Yet a sizable number on here won't unify behind him even though he's the only one left.
So who? DeMint?
Perhaps, we'd have to see him actually build a campaign to know.
What if he stumbled like Perry did Sarah?
Perry, the candidate, hurt himself and didn't recover in time to stay in it, Sarah teased but never entered. So, no, these two were not strong candidates, one wasn't a candidate at all.
A strong candidate would be one who A) Entered the race; B) Had and communicated a strong and effective message; C) Campaigned well on the stump and in debates; D) Built an effective organization and staff, including fundraising; E) Unified the base voters.
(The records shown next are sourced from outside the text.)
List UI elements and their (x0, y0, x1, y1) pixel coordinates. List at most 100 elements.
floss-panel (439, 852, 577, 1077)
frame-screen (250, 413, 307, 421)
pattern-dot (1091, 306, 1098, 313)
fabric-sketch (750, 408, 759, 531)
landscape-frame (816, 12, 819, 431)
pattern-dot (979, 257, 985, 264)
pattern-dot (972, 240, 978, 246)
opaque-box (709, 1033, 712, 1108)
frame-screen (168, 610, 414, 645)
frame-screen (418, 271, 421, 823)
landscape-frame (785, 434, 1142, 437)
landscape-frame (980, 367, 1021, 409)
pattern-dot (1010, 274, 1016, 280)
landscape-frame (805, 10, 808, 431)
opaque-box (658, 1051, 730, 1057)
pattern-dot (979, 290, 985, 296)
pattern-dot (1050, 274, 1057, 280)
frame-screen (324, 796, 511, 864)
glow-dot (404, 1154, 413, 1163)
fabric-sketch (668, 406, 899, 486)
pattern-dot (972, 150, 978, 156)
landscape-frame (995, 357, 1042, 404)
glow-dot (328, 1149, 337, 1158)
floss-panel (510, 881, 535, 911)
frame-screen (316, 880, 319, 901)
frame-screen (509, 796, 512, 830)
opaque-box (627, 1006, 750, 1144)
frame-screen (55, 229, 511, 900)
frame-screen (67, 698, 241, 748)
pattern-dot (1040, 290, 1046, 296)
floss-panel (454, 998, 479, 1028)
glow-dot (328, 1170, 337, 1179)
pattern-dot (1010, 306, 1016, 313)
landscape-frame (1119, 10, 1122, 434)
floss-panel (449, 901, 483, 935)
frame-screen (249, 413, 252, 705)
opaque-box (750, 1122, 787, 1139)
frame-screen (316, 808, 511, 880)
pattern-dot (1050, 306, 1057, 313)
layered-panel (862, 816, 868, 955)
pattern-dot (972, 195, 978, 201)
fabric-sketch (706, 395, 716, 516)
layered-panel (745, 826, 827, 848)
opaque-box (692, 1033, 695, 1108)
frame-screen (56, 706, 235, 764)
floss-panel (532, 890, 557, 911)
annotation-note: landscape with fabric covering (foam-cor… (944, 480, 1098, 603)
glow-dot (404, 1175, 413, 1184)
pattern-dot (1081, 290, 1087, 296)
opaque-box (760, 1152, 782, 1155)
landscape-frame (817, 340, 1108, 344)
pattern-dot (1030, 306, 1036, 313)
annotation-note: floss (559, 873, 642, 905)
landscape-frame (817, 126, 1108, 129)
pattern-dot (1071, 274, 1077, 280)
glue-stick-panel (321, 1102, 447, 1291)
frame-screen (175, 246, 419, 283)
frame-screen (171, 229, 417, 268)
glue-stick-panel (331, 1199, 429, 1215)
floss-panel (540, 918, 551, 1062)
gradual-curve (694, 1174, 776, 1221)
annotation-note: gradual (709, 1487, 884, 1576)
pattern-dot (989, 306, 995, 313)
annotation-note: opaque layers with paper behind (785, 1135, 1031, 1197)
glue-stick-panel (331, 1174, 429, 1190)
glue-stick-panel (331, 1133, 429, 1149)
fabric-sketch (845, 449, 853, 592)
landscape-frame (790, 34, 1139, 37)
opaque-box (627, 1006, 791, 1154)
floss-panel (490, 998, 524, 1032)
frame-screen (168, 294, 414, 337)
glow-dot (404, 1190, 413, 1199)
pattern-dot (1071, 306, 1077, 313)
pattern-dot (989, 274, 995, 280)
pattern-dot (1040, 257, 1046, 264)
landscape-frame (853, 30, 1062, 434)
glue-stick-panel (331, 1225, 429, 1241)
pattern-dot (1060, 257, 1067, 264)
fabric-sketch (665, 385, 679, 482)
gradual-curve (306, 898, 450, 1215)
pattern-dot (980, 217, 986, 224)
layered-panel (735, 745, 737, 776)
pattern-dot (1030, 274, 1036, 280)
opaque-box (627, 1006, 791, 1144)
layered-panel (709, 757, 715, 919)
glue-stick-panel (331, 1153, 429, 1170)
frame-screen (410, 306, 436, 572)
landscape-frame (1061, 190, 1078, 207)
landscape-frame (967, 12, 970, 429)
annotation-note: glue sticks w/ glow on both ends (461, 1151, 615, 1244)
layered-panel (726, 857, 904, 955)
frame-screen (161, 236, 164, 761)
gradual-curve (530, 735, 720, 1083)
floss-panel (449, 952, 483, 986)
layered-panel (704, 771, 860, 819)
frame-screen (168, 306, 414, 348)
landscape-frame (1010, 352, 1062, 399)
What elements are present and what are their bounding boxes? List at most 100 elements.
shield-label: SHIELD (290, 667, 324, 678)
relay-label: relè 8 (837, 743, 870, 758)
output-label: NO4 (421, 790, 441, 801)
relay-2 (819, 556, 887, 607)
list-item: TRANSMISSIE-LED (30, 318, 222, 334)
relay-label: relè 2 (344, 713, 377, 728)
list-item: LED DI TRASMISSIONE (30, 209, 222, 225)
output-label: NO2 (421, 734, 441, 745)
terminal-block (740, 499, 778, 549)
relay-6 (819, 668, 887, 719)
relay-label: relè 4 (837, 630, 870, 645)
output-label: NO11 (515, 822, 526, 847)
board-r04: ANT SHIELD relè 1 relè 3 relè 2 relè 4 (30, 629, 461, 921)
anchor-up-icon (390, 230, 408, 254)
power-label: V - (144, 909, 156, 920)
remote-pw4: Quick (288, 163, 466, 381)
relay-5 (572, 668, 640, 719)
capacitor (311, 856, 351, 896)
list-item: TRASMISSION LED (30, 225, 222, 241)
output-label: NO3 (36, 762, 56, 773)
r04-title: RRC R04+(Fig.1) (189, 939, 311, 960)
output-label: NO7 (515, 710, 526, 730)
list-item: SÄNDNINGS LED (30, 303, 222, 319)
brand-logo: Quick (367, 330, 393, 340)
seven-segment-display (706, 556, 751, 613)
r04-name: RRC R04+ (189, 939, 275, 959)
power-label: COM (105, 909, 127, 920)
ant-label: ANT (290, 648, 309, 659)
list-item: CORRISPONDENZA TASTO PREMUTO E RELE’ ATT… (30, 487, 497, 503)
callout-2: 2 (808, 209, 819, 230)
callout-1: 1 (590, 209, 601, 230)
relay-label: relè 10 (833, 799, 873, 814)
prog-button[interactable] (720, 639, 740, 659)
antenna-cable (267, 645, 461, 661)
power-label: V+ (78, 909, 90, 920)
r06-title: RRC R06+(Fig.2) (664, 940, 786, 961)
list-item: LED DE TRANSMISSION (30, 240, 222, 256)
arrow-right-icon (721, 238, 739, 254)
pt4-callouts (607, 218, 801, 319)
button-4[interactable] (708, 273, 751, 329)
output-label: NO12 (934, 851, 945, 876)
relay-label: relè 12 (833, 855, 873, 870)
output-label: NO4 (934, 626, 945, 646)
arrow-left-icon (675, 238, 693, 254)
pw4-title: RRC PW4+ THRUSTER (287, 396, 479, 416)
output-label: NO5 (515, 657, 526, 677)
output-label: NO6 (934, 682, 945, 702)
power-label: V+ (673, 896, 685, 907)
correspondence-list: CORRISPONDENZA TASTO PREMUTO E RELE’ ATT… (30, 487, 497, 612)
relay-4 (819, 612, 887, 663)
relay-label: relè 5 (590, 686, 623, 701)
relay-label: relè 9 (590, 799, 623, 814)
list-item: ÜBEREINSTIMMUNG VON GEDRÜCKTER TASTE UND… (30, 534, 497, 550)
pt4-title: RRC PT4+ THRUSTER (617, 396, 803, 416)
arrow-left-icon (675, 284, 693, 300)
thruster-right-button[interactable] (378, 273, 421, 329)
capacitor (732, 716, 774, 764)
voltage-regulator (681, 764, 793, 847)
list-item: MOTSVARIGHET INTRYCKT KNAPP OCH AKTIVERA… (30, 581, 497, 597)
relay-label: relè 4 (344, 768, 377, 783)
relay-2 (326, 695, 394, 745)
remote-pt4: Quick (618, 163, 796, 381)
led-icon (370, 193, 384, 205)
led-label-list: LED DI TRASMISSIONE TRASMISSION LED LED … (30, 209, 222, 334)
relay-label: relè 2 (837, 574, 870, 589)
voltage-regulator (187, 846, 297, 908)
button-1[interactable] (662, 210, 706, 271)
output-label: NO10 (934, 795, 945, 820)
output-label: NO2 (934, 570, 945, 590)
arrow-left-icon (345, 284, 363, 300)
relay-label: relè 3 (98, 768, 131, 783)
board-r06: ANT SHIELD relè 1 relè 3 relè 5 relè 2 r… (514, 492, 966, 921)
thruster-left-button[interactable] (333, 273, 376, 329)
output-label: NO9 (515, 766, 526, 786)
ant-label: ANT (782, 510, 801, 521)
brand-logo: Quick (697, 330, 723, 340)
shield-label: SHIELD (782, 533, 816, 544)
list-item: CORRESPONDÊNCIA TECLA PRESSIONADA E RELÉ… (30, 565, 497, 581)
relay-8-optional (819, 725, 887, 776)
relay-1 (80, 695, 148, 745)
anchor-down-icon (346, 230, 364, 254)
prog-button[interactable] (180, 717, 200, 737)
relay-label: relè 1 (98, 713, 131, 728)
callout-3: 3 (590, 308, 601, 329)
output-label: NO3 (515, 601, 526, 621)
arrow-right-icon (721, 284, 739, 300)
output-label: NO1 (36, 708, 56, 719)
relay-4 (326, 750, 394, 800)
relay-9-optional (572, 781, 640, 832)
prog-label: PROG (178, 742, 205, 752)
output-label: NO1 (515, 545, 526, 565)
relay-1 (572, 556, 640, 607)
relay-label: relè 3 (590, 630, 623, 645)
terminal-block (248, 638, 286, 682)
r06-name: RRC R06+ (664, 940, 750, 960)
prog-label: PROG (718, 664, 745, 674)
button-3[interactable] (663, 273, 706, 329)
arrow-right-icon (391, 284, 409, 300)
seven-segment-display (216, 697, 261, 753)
Who would that be? Obviously no one this time. We really don't have bench strength, though there may likely be others out there I'm not aware of, I've heard names I know little about, that may have been strong candidates.
You want to blame the field rather than place the blame where it belongs
Partly the field for the reasons above (and partly because they did not unify behind one nonRomney). But also us for not unifying, worse working to destroy each other. You may remember that Perry was severely trashed before he got out of the gate, etc. It's axiomatic that opposition to an incumbent has to be united or it fails every time.
he blame where it belongs, with the GOPe and the media-e that they play footsie with.
Here I think you misplace the blame. The party didn't make others sit out and it didn't prevent unity behind one other candidate, nor trash the field. And the media? They're against us for the foreseeable future and they've had their candidate beaten before. In any case, I don't see your strategy for defeating the media here.
It went from Bachmann to Cain to Perry (or was it Perry to Cain, I forget) to Newt to Santorum. And in turn, each was attacked by Mitt's GOPe ..
They were attacked on here also. Even if the GOP *and* the media disappeared, the notMitt vote was still split.
It was murder in the first degree.
If that's the analogy, I think I've stated my solution; what is yours? How does it work, what is the result?
thanks for your reply.
With all that said, if the primary process could be changed in terms of the order of states, that would possibly allow a conservative to squeak through. But it never will be changed, and if anything, has been made worse for conservatives in recent cycles, as open primaries are skewing the process.
To win as a conservative, you'd need to be independently wealthy, squeaky clean, articulate like Newt and Reagan, likeable like Reagan, on your first wife, have lovely children, and able to use wit to turn ridicule against the Alinskyites. You are right, we don't have anyone out there who fits that bill. Darn.
For those reasons, and the many I have stated in this thread, I think it will be easier for conservatives to win the Presidency through a third party campaign than through trying to defeat the Republican machine. It would not have to be a true third party. You just have to be beating the Republican candidate in October, and then try to get the Republican party to coalesce around you by sweet talking how you will unite the Republicans again as President. You could reduce Mittens down to 10 percent of the vote (which is what John Anderson got when Reagan won his first term) If you are ahead of him in October. And when you win, you can rejoin and work with Republicans in the Congress, the way Lieberman did with Democrats, and in the manner of Murkowski. In that scenario, the Republicans want to be with the winner, and conservatives will get control of the party back that way. If the GOPe won't cooperate, they can just go the way of the Whigs.
Your view is a recipe for decades more of RINO socialist candidates, very few of whom will win and none of whom will change anything.